Likewise, India, China and Bangladesh had announced relief packages for their export industry, he said. Agha said the Indian commerce minister clearly said that dollar earned through export was better than dollar begged from world donor agencies. All over the world, he said, the export sector was kept out of tax burden. "After an experience of decades, we have learnt the exports are vital for our nation and various incentives were announced from time to time to promote our exports," he added.
Agha urged the government to depend on the country's resources instead of heavy borrowing, which was burden on the nation, while heavy debt servicing in future would put us in a shamble for all times to come and our economy will never grow. The PTA Chairman, however, appreciated the continuation of zero rating regime for export sector and allocation of Rs 40 billion as export investment support.

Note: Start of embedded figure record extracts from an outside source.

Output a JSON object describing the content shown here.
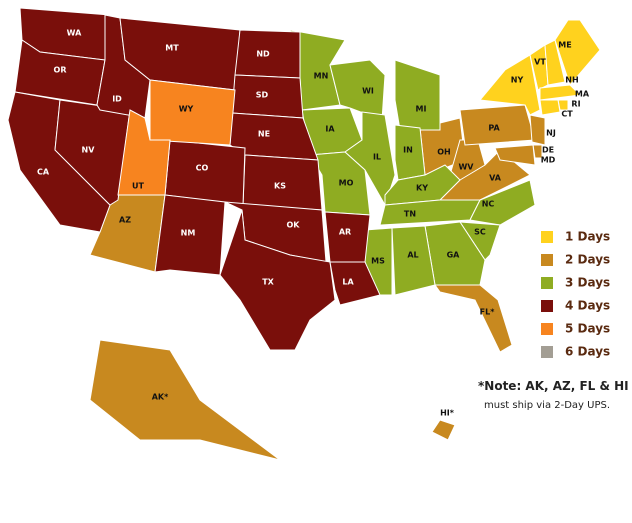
{
  "zones": [
    {
      "label": "1 Days",
      "color": "#ffd21e",
      "states": [
        "VT",
        "NH",
        "ME",
        "MA",
        "RI",
        "CT",
        "NY"
      ]
    },
    {
      "label": "2 Days",
      "color": "#c8891f",
      "states": [
        "AZ",
        "OH",
        "WV",
        "PA",
        "VA",
        "NJ",
        "DE",
        "MD",
        "FL*",
        "AK*",
        "HI*"
      ]
    },
    {
      "label": "3 Days",
      "color": "#8fac22",
      "states": [
        "MN",
        "IA",
        "WI",
        "IL",
        "MI",
        "IN",
        "KY",
        "TN",
        "NC",
        "SC",
        "GA",
        "AL",
        "MS",
        "MO"
      ]
    },
    {
      "label": "4 Days",
      "color": "#7a0f0b",
      "states": [
        "WA",
        "OR",
        "CA",
        "NV",
        "ID",
        "MT",
        "ND",
        "SD",
        "NE",
        "KS",
        "CO",
        "NM",
        "OK",
        "TX",
        "AR",
        "LA"
      ]
    },
    {
      "label": "5 Days",
      "color": "#f7841f",
      "states": [
        "WY",
        "UT"
      ]
    },
    {
      "label": "6 Days",
      "color": "#a39e94"
    }
  ],
  "note": {
    "title": "*Note: AK, AZ, FL & HI",
    "text": "must ship via 2-Day UPS."
  }
}
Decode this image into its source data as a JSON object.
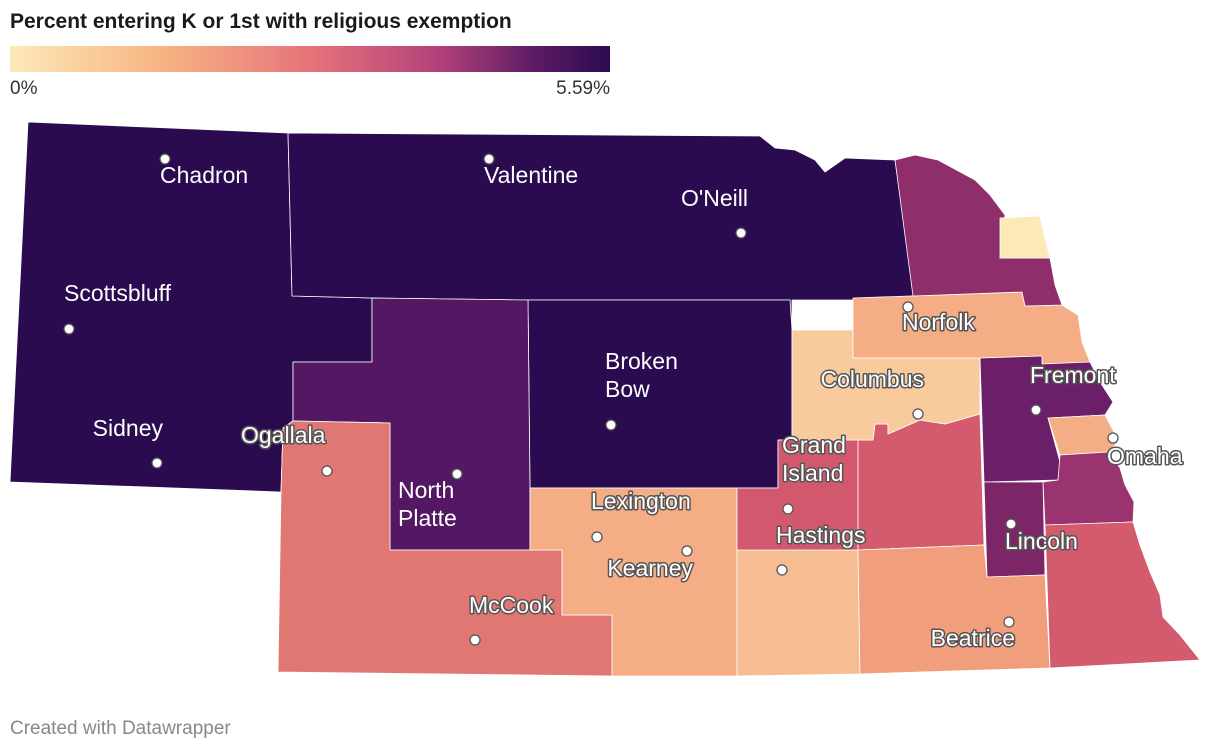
{
  "title": "Percent entering K or 1st with religious exemption",
  "legend": {
    "min_label": "0%",
    "max_label": "5.59%",
    "min_value": 0,
    "max_value": 5.59,
    "colors": [
      "#fde9b8",
      "#f7b483",
      "#e6747a",
      "#b1407a",
      "#5a1a63",
      "#2b0b50"
    ]
  },
  "footer": "Created with Datawrapper",
  "regions": [
    {
      "name": "panhandle",
      "color": "#2b0b50"
    },
    {
      "name": "north-central",
      "color": "#2b0b50"
    },
    {
      "name": "central",
      "color": "#2b0b50"
    },
    {
      "name": "west-central",
      "color": "#541763"
    },
    {
      "name": "southwest",
      "color": "#e07772"
    },
    {
      "name": "south-central-lexington-kearney",
      "color": "#f5ad86"
    },
    {
      "name": "hastings",
      "color": "#f7bd92"
    },
    {
      "name": "grand-island",
      "color": "#d2586d"
    },
    {
      "name": "central-east",
      "color": "#d45a6e"
    },
    {
      "name": "columbus",
      "color": "#f9cb9c"
    },
    {
      "name": "norfolk",
      "color": "#f5ad86"
    },
    {
      "name": "northeast",
      "color": "#8e2e6b"
    },
    {
      "name": "dakota",
      "color": "#fde9b8"
    },
    {
      "name": "fremont",
      "color": "#6a1f68"
    },
    {
      "name": "omaha",
      "color": "#f5ad86"
    },
    {
      "name": "sarpy-cass",
      "color": "#9a3470"
    },
    {
      "name": "lincoln",
      "color": "#7c2668"
    },
    {
      "name": "beatrice",
      "color": "#f19e7d"
    },
    {
      "name": "southeast",
      "color": "#d45a6e"
    }
  ],
  "cities": [
    {
      "name": "Chadron",
      "lines": [
        "Chadron"
      ]
    },
    {
      "name": "Valentine",
      "lines": [
        "Valentine"
      ]
    },
    {
      "name": "O'Neill",
      "lines": [
        "O'Neill"
      ]
    },
    {
      "name": "Scottsbluff",
      "lines": [
        "Scottsbluff"
      ]
    },
    {
      "name": "Sidney",
      "lines": [
        "Sidney"
      ]
    },
    {
      "name": "Ogallala",
      "lines": [
        "Ogallala"
      ]
    },
    {
      "name": "North Platte",
      "lines": [
        "North",
        "Platte"
      ]
    },
    {
      "name": "Broken Bow",
      "lines": [
        "Broken",
        "Bow"
      ]
    },
    {
      "name": "Lexington",
      "lines": [
        "Lexington"
      ]
    },
    {
      "name": "Kearney",
      "lines": [
        "Kearney"
      ]
    },
    {
      "name": "McCook",
      "lines": [
        "McCook"
      ]
    },
    {
      "name": "Grand Island",
      "lines": [
        "Grand",
        "Island"
      ]
    },
    {
      "name": "Hastings",
      "lines": [
        "Hastings"
      ]
    },
    {
      "name": "Columbus",
      "lines": [
        "Columbus"
      ]
    },
    {
      "name": "Norfolk",
      "lines": [
        "Norfolk"
      ]
    },
    {
      "name": "Fremont",
      "lines": [
        "Fremont"
      ]
    },
    {
      "name": "Omaha",
      "lines": [
        "Omaha"
      ]
    },
    {
      "name": "Lincoln",
      "lines": [
        "Lincoln"
      ]
    },
    {
      "name": "Beatrice",
      "lines": [
        "Beatrice"
      ]
    }
  ]
}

He urged the government to withdraw minimum Tax Regime and follow the previous policy of one- percent tax deduction as discharge of final tax liability and withdraw the four percent withholding tax on imports of all inputs and machinery for export sector.
Agha Saiddain further suggested that the government should avoid increasing cost of business due to global recession and the Federal excise duty (FED) on banking and insurance and other services like customs agents' services might also be withdrawn.